In a message dated 9/20/99 10:31:24 PM Pacific Daylight Time, CurtAdams@aol.com writes:
> In a message dated 9/20/99 21:56:19, Sayke@aol.com wrote:
> >In lieu of all of this, Unitel has reduced the minimum investment amount
> >$1000 in order to create a more affordable situation for investors. The
> >previous minimum was set at $5K at 1/10 of 1% or 1/2 share. This all boils
> >down to the fact that anyone that invests a minimum amount of $1K has a
> >chance to gain much profit in the future. After all, the future of
> >computing is quantum computing..
> As I recall from working in startups, you can't have more than 30 or so
> shareholders unless you make a formal public offering. 30*$1,000 =
> What company?
> IOW, It's a scam or a joke.
> I do hope it's a joke. It's mostly disturbingly slick
> (Linux + Sun + QC + open source + CCD + (insert buzzword here)).

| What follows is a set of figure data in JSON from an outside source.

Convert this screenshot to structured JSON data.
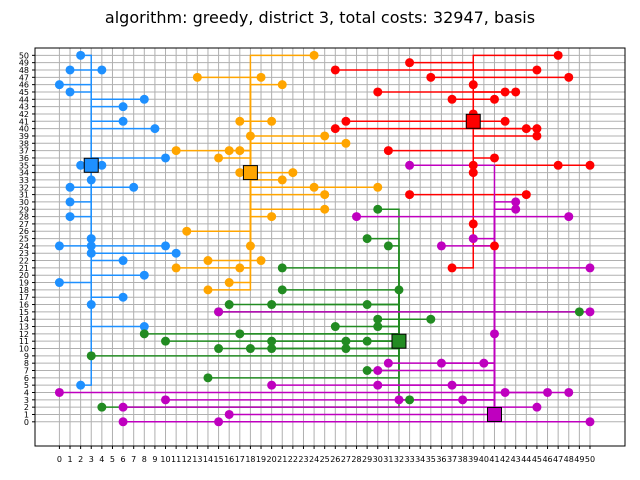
{
  "chart_data": {
    "type": "scatter",
    "title": "algorithm: greedy, district 3, total costs: 32947, basis",
    "xlabel": "",
    "ylabel": "",
    "xlim": [
      -2.3,
      53.3
    ],
    "ylim": [
      -3.3,
      51.0
    ],
    "x_ticks": [
      0,
      1,
      2,
      3,
      4,
      5,
      6,
      7,
      8,
      9,
      10,
      11,
      12,
      13,
      14,
      15,
      16,
      17,
      18,
      19,
      20,
      21,
      22,
      23,
      24,
      25,
      26,
      27,
      28,
      29,
      30,
      31,
      32,
      33,
      34,
      35,
      36,
      37,
      38,
      39,
      40,
      41,
      42,
      43,
      44,
      45,
      46,
      47,
      48,
      49,
      50
    ],
    "y_ticks": [
      0,
      1,
      2,
      3,
      4,
      5,
      6,
      7,
      8,
      9,
      10,
      11,
      12,
      13,
      14,
      15,
      16,
      17,
      18,
      19,
      20,
      21,
      22,
      23,
      24,
      25,
      26,
      27,
      28,
      29,
      30,
      31,
      32,
      33,
      34,
      35,
      36,
      37,
      38,
      39,
      40,
      41,
      42,
      43,
      44,
      45,
      46,
      47,
      48,
      49,
      50
    ],
    "grid": true,
    "legend": "none",
    "series": [
      {
        "color": "#1e90ff",
        "hub": [
          3,
          35
        ],
        "points": [
          [
            2,
            50
          ],
          [
            1,
            48
          ],
          [
            4,
            48
          ],
          [
            0,
            46
          ],
          [
            1,
            45
          ],
          [
            8,
            44
          ],
          [
            6,
            43
          ],
          [
            6,
            41
          ],
          [
            9,
            40
          ],
          [
            10,
            36
          ],
          [
            2,
            35
          ],
          [
            4,
            35
          ],
          [
            3,
            33
          ],
          [
            1,
            32
          ],
          [
            7,
            32
          ],
          [
            1,
            30
          ],
          [
            1,
            28
          ],
          [
            3,
            25
          ],
          [
            0,
            24
          ],
          [
            3,
            24
          ],
          [
            10,
            24
          ],
          [
            11,
            23
          ],
          [
            3,
            23
          ],
          [
            6,
            22
          ],
          [
            8,
            20
          ],
          [
            0,
            19
          ],
          [
            6,
            17
          ],
          [
            3,
            16
          ],
          [
            8,
            13
          ],
          [
            2,
            5
          ]
        ]
      },
      {
        "color": "#ffa500",
        "hub": [
          18,
          34
        ],
        "points": [
          [
            24,
            50
          ],
          [
            13,
            47
          ],
          [
            19,
            47
          ],
          [
            21,
            46
          ],
          [
            17,
            41
          ],
          [
            20,
            41
          ],
          [
            18,
            39
          ],
          [
            25,
            39
          ],
          [
            27,
            38
          ],
          [
            11,
            37
          ],
          [
            16,
            37
          ],
          [
            17,
            37
          ],
          [
            15,
            36
          ],
          [
            17,
            34
          ],
          [
            22,
            34
          ],
          [
            21,
            33
          ],
          [
            24,
            32
          ],
          [
            30,
            32
          ],
          [
            25,
            31
          ],
          [
            25,
            29
          ],
          [
            20,
            28
          ],
          [
            12,
            26
          ],
          [
            18,
            24
          ],
          [
            14,
            22
          ],
          [
            19,
            22
          ],
          [
            11,
            21
          ],
          [
            17,
            21
          ],
          [
            16,
            19
          ],
          [
            14,
            18
          ]
        ]
      },
      {
        "color": "#ff0000",
        "hub": [
          39,
          41
        ],
        "points": [
          [
            47,
            50
          ],
          [
            33,
            49
          ],
          [
            26,
            48
          ],
          [
            45,
            48
          ],
          [
            35,
            47
          ],
          [
            48,
            47
          ],
          [
            39,
            46
          ],
          [
            30,
            45
          ],
          [
            42,
            45
          ],
          [
            43,
            45
          ],
          [
            37,
            44
          ],
          [
            41,
            44
          ],
          [
            39,
            42
          ],
          [
            27,
            41
          ],
          [
            42,
            41
          ],
          [
            26,
            40
          ],
          [
            44,
            40
          ],
          [
            45,
            40
          ],
          [
            45,
            39
          ],
          [
            31,
            37
          ],
          [
            41,
            36
          ],
          [
            39,
            35
          ],
          [
            47,
            35
          ],
          [
            50,
            35
          ],
          [
            39,
            34
          ],
          [
            33,
            31
          ],
          [
            44,
            31
          ],
          [
            39,
            27
          ],
          [
            41,
            24
          ],
          [
            37,
            21
          ]
        ]
      },
      {
        "color": "#228b22",
        "hub": [
          32,
          11
        ],
        "points": [
          [
            30,
            29
          ],
          [
            29,
            25
          ],
          [
            31,
            24
          ],
          [
            21,
            21
          ],
          [
            21,
            18
          ],
          [
            32,
            18
          ],
          [
            20,
            16
          ],
          [
            29,
            16
          ],
          [
            15,
            15
          ],
          [
            16,
            16
          ],
          [
            49,
            15
          ],
          [
            30,
            14
          ],
          [
            35,
            14
          ],
          [
            26,
            13
          ],
          [
            30,
            13
          ],
          [
            8,
            12
          ],
          [
            17,
            12
          ],
          [
            10,
            11
          ],
          [
            20,
            11
          ],
          [
            27,
            11
          ],
          [
            29,
            11
          ],
          [
            15,
            10
          ],
          [
            18,
            10
          ],
          [
            20,
            10
          ],
          [
            27,
            10
          ],
          [
            29,
            7
          ],
          [
            14,
            6
          ],
          [
            3,
            9
          ],
          [
            4,
            2
          ],
          [
            33,
            3
          ]
        ]
      },
      {
        "color": "#bf00bf",
        "hub": [
          41,
          1
        ],
        "points": [
          [
            33,
            35
          ],
          [
            43,
            30
          ],
          [
            43,
            29
          ],
          [
            28,
            28
          ],
          [
            48,
            28
          ],
          [
            39,
            25
          ],
          [
            36,
            24
          ],
          [
            50,
            21
          ],
          [
            15,
            15
          ],
          [
            50,
            15
          ],
          [
            41,
            12
          ],
          [
            40,
            8
          ],
          [
            31,
            8
          ],
          [
            36,
            8
          ],
          [
            30,
            7
          ],
          [
            20,
            5
          ],
          [
            30,
            5
          ],
          [
            37,
            5
          ],
          [
            0,
            4
          ],
          [
            42,
            4
          ],
          [
            46,
            4
          ],
          [
            48,
            4
          ],
          [
            10,
            3
          ],
          [
            32,
            3
          ],
          [
            38,
            3
          ],
          [
            6,
            2
          ],
          [
            45,
            2
          ],
          [
            16,
            1
          ],
          [
            6,
            0
          ],
          [
            15,
            0
          ],
          [
            50,
            0
          ]
        ]
      }
    ]
  }
}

i hear ya. my skeptical hackles were a-bristlin, mostly because of the purported incredible amount progress. the thing is, they give fairly reputeable-sounding refs. but its sent from a root, for crissakes... and who mails from root, anyway? also, i didnt remember signing up for any mail updates, or anything, remotely like this.
so, i went to http://www.unitelnw.com/, and my bogosity meter started aiming way over to the red side of things. "intellerstellar space travel"? "quantum electronic laser"? "acousto-electromagnetic hologistic resonant system"? then their talkin about zero-point energy; this seems to be pivotal. wtf. but, ive gotta admit, this setup is waaaaay slick. shit, their site is, i hate to admit it, kinda classy... well, at least untill you stop lookin at the pretty pictures and read it...
some joke. geez us h christos, man. somebody went to some lengths on this one... and i bet their gonna get ppl too... on second thought, i dont have the neccassary expertise to declare this kosher or not. i honestly dont know enough to have an opinion about how viable it is or isnt... ignorance wont kill me, yet. o well, nothin to do but learn.
> >The researchers at Keele are developing an NMR scanner that can easily be
> >incorporate into existing computer services.
> Har, har. Know what a desktop NMR would do to electronics and metals?
> like turning on an industrial electromagnet.
hehe my ignorance shines brilliantly through once again: whats a NMR? ::reaches deep into bellybutton:: nuclear magnetic resonance? if so, i can dig that.